Friday, February 24, 2006

The right coach for the job?

In my previous post, I focused on the different buttons a coach has to push in order to motivate and connect with players. But beyond those questions of style, there’s a ton of different roles that a coach (and other leadership) needs to fill. The following is an incomplete list:

- recruiting/retention of new players
- designing team strategy
- organizing/planning practices
- organizing training
- explaining things at practices
- working on fundamentals with individual players
- in-game strategy and in-game adjustments
- sub-calling
- sundry administrative details

Very few people can wear all these hats and really pull it off. At the same time, if the roles are ill-defined, you can have the “too many voices” problem, which is often worse than one person muddling along themselves. It’s important for a coach, or any other leader, to recognize their strengths and their limitations. Figure out where others should take the role, and where you should take charge.

As those who have worked with me in team administration in the past will tell you, I’m pretty terrible at team administration. Fortunately that was not my job last year.

Last spring, I had essentially no role in recruitment/retention. The fall is the big recruiting season for college. In the four fall seasons where I have been somewhat in charge of an open college program (Georgia Tech 2000, Purdue 2002, 2003, 2004) I have really only had one good recruiting class (Purdue 2002). The logical conclusion is that this was a combination of luck and the work of others around me. So, this is not my thing. Doesn’t mean I shouldn’t try to help, but it does mean that I’m probably not the sort who would be extremely successful building a team from scratch on my own.
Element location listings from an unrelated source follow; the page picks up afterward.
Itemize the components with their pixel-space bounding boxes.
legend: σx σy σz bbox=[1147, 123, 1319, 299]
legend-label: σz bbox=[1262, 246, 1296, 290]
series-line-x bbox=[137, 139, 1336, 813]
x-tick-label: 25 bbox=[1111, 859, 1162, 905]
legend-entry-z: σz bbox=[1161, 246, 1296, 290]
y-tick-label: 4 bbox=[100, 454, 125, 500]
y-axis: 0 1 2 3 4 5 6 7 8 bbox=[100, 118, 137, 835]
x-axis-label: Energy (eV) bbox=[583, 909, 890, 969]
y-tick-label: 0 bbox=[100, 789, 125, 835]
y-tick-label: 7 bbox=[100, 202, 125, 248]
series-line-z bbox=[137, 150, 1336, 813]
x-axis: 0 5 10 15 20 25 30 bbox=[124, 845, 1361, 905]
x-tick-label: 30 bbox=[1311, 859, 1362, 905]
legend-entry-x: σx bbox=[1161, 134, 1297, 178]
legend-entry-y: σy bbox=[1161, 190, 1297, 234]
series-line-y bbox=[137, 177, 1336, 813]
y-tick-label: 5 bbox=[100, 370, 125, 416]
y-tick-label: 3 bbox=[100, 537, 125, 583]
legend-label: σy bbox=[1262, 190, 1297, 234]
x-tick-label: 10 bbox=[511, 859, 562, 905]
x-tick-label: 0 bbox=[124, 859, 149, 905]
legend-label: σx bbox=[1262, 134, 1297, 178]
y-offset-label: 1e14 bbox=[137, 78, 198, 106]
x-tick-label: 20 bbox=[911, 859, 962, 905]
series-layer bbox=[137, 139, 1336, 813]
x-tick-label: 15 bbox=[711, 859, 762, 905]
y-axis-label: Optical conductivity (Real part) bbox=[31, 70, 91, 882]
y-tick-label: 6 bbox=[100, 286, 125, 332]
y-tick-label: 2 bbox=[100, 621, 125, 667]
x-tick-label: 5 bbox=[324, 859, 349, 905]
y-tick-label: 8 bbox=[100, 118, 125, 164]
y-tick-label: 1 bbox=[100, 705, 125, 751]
Sub-calling is, in my opinion, very hard to do well without several people involved. I am a pretty good tactical sub-caller, but I have a hard time keeping track of who’s been in a lot and who hasn’t, and balancing egos and PT. Eventually we worked things out last year to the point where there were few complaints, but this was after a lot of drama, a long meeting with the team leaders, a designated clip-board holder, and the emergence of a clear starting seven that simplified things. I have a lot of respect for people who can do effective sub-calling while playing, or teams that can work out subbing without anyone making the calls. It’s certainly beyond me.

So, I guess those are my weak points. Training is something I’m getting better at, although I’m no George Cooke. I gave some advice in this area, but I was not in charge. This was to a degree just a matter of delegation because I lacked the time to tackle it. I rarely made a strong effort to plan practices ahead of time, but I’d have an idea of what I wanted to get out of a practice and I’d have enough drills in my back pocket to get it done. And the other stuff – strategy, adjustments, explanations, fundamentals – are my strong suits.

Once again, I’m not sure I really have a point. Maybe one good question that can come of this is, what is the ideal leadership structure for a team? It varies from team to team, of course, but are there any general rules? Can a team ever be effective if there are three or four voices in the huddle? Can a team deal with having one person in charge in training, one in charge during practice, and a third on game-day, and maintain a consistent message?